Okay. Okay. I mean, what happens now though in terms of the housing market? We see the housing market is starting to change and do negative price change year over year. What happens now? I know you still get rental income, things like that. But the appreciation part of it becomes a little more difficult, or at least a little more long term. How has that changed your outlook?

Ryan Frazier:

It definitely changes our investments team thinking about what markets are they buying in, and just using that as a consideration in their underwriting process and in the types of offers that we’re making. And so we really try to, again, be I think conservative in terms of what we’re doing there, because we are a long term company. We are very much thinking about that, much less so than any day to day things that we might do to try to influence growth or something like that.
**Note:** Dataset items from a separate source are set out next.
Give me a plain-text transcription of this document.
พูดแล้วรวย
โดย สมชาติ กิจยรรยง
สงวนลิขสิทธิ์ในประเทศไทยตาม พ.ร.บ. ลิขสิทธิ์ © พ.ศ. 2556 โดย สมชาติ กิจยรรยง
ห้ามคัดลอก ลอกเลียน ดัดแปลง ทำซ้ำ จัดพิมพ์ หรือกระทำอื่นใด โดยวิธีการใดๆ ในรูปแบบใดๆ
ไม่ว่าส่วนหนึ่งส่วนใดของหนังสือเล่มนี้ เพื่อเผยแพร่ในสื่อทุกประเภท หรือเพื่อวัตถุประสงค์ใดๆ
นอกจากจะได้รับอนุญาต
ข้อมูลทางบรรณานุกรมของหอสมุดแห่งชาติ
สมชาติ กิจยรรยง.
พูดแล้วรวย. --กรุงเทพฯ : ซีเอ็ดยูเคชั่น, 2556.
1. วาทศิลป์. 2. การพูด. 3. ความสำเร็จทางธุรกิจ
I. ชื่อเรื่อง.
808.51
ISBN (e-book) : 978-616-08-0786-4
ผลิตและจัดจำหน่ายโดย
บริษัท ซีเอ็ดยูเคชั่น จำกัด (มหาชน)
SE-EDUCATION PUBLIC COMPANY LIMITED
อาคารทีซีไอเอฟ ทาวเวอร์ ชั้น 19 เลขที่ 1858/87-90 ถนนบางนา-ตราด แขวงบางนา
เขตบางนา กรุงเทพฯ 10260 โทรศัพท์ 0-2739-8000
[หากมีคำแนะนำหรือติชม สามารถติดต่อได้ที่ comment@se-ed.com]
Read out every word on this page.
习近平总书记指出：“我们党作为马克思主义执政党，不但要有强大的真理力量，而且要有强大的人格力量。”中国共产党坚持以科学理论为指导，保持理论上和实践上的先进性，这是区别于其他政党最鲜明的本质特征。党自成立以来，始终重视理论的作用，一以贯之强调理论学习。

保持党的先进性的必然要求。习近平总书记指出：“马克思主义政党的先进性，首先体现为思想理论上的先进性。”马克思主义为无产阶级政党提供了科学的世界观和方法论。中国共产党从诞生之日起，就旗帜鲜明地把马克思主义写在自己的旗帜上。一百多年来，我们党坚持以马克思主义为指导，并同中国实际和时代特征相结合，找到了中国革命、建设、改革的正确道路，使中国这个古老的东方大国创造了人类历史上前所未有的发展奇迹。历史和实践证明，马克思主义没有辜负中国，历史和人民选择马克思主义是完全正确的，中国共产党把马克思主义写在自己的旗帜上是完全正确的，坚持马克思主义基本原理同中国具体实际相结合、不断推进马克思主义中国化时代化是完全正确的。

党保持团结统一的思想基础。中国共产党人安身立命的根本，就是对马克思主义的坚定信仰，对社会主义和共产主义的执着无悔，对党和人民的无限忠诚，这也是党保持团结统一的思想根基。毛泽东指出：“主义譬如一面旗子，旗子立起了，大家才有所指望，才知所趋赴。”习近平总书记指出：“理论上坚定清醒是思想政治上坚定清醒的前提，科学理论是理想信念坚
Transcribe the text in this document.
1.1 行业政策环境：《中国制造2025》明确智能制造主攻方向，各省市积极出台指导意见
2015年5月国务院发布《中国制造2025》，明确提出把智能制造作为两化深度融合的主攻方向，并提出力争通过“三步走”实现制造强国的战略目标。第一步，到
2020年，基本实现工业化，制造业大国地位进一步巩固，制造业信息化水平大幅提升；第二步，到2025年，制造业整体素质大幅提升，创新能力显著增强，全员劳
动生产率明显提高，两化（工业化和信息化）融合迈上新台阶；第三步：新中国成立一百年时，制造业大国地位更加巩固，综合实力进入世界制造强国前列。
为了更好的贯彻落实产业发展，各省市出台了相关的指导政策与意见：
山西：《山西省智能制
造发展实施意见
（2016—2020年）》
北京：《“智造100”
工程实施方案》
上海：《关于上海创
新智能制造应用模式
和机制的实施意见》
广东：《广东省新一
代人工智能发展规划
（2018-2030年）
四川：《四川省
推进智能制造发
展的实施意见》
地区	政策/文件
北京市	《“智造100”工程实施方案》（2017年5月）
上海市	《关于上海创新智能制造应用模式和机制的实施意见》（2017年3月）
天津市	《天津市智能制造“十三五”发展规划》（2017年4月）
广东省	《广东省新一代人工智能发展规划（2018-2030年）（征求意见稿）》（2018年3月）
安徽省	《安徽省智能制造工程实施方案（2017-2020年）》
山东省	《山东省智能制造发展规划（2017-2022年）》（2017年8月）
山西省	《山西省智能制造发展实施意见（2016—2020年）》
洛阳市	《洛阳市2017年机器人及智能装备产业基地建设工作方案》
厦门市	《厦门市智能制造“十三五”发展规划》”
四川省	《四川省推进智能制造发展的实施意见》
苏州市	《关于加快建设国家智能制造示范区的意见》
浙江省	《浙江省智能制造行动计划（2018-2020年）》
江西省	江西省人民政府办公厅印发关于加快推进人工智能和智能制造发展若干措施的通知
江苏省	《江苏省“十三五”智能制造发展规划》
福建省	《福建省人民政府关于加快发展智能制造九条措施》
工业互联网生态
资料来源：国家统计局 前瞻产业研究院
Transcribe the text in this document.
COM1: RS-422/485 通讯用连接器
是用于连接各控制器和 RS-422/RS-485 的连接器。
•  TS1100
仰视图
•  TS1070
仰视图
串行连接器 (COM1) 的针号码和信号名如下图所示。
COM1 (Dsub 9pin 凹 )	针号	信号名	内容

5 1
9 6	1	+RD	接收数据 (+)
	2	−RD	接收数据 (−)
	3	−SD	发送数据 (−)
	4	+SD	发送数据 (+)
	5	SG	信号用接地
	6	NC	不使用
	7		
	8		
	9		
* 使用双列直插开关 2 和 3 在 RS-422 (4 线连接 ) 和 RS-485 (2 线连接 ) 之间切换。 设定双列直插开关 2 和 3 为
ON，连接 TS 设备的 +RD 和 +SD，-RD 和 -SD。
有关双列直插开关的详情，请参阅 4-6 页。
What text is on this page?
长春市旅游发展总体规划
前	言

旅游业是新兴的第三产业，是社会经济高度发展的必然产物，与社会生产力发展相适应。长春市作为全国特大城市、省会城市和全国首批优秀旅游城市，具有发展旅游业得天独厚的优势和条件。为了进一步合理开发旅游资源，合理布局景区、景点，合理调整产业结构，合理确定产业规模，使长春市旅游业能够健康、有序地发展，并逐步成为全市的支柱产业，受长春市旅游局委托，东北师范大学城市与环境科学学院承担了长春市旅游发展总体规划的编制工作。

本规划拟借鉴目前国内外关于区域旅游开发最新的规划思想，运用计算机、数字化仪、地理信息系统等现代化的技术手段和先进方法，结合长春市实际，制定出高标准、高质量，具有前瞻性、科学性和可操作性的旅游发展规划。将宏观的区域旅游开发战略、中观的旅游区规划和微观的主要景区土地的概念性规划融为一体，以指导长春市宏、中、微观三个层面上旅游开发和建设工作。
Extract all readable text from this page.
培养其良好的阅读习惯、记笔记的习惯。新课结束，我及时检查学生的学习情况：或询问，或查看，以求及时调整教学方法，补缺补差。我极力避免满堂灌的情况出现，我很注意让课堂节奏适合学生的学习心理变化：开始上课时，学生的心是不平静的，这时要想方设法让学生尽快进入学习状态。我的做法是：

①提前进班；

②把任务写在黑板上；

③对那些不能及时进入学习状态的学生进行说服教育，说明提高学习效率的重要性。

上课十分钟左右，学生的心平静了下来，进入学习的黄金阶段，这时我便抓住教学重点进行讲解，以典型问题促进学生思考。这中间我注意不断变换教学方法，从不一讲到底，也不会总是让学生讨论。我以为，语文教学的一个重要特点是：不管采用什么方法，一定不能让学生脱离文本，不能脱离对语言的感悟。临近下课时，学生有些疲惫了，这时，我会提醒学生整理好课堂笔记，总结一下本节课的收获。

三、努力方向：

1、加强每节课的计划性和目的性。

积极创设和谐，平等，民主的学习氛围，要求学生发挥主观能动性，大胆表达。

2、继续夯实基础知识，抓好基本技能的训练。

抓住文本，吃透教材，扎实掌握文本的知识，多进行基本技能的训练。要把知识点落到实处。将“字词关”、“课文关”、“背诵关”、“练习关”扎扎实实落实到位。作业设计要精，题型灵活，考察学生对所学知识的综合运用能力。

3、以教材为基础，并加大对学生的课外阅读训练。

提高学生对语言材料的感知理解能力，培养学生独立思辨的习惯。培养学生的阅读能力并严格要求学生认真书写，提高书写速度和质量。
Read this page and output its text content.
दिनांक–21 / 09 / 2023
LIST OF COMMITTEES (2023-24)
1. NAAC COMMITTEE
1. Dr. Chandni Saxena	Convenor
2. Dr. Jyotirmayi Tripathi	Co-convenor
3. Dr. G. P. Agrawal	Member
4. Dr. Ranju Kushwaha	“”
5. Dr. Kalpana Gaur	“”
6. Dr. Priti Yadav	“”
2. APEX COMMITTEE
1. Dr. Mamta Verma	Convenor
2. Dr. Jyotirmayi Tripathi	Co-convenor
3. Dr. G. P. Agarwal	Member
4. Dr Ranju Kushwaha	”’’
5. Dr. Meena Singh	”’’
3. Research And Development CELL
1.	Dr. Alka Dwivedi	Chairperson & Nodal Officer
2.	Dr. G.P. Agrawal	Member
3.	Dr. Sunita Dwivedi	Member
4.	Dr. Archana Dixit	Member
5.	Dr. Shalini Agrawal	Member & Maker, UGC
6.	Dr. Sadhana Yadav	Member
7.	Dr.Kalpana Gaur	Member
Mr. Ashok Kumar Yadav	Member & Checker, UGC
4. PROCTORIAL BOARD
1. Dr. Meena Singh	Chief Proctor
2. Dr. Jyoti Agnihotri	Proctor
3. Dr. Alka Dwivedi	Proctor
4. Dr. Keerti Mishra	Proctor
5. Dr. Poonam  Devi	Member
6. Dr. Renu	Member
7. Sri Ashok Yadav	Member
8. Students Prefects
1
Overall, I think the things that have been most interesting, just how quickly interest rates have moved and how do we factor that in? We’ve seen investors wanting to invest in more properties with no debt, so we’ve added more properties that have no mortgage so that they have right now higher dividends, higher cashflow exposure, less property value risk exposure, if you will. So a slightly different kind of profile. And then our thesis broadly is just really making sure that we’re underwriting the rent, we’re using a responsible amount of leverage on properties we are leveraging, such that we always are highly confident in the cash flow and being able to pay out dividends that can provide that baseline return if there’s a downturn or correction. We never want to be in a scenario where we have to sell if there’s property values that go down. And so that’s really how we set things up.

Dean Wehrli:

Let’s end with what’s next. You mentioned you might have some shorter term outlooks with the quarterly assets. And I think you kind of hinted at would you consider non-residential assets in your portfolio?

Ryan Frazier:

I think right now we’re excited about it, continue to add different types of markets and different types of properties within single-family, long-term rental properties. At the same time, we’re building out the vacation rental product. So I think in the last month we’ve funded our first seven and a half million of dollars going into vacation rentals. So pretty exciting to see the interest there. We’re looking to add more markets, more properties for investors there. And I think a lot of people are excited about the post Covid, more folks wanting to get out of their house and wanting to do a little bit more travel. And then beyond that, yeah, definitely thinking about what asset types are next? I don’t know that we can definitively say what that will be yet, but the reality is that Arrived could really work for any type of asset. It’s sort of us thinking about what’s the right timing? What do our investors, what are they excited to invest in? And then go from.

Dean Wehrli:

I have one word, casinos. Maybe actually, I don’t know. But I didn’t mean to press it. You have a lot on your plate. Arrived is still pretty new. It makes sense just to focus on what you’re doing. But I was curious if you were thinking about other assets that was possible. Anyway. Because you’re right, the model makes sense for any kind of real estate asset.

Ryan Frazier:

Yeah. I think we love the ideas and love hearing from folks on what we should be looking at too.

Dean Wehrli:

Casinos.

Ryan Frazier:

I’ll throw your casino idea into the hat for the investment team after we get off the chat here.

Dean Wehrli:

Ryan, thank you so much for coming on. This is one of those ones I want to know more about this operation, this company and what they’re doing. So this has been very interesting for me and I hope for all of our listeners.

Ryan Frazier:

Awesome. Yeah. Thank you so much for having me on. This has been a lot of fun. And yeah, hope to keep in touch from here. Reach out anytime.

Dean Wehrli:

You too. I appreciate it.

Thanks for listening, everyone. This has been Dean Wehrli for the New Home Insights podcast. And we’ll see you in a couple of weeks when we’re going to bring you nine tips on how to get the most out of your makeup regimen. I’m kidding. It’ll be housing. I’m just joking. It’ll be something on housing. I just don’t know what. We’ll see you then.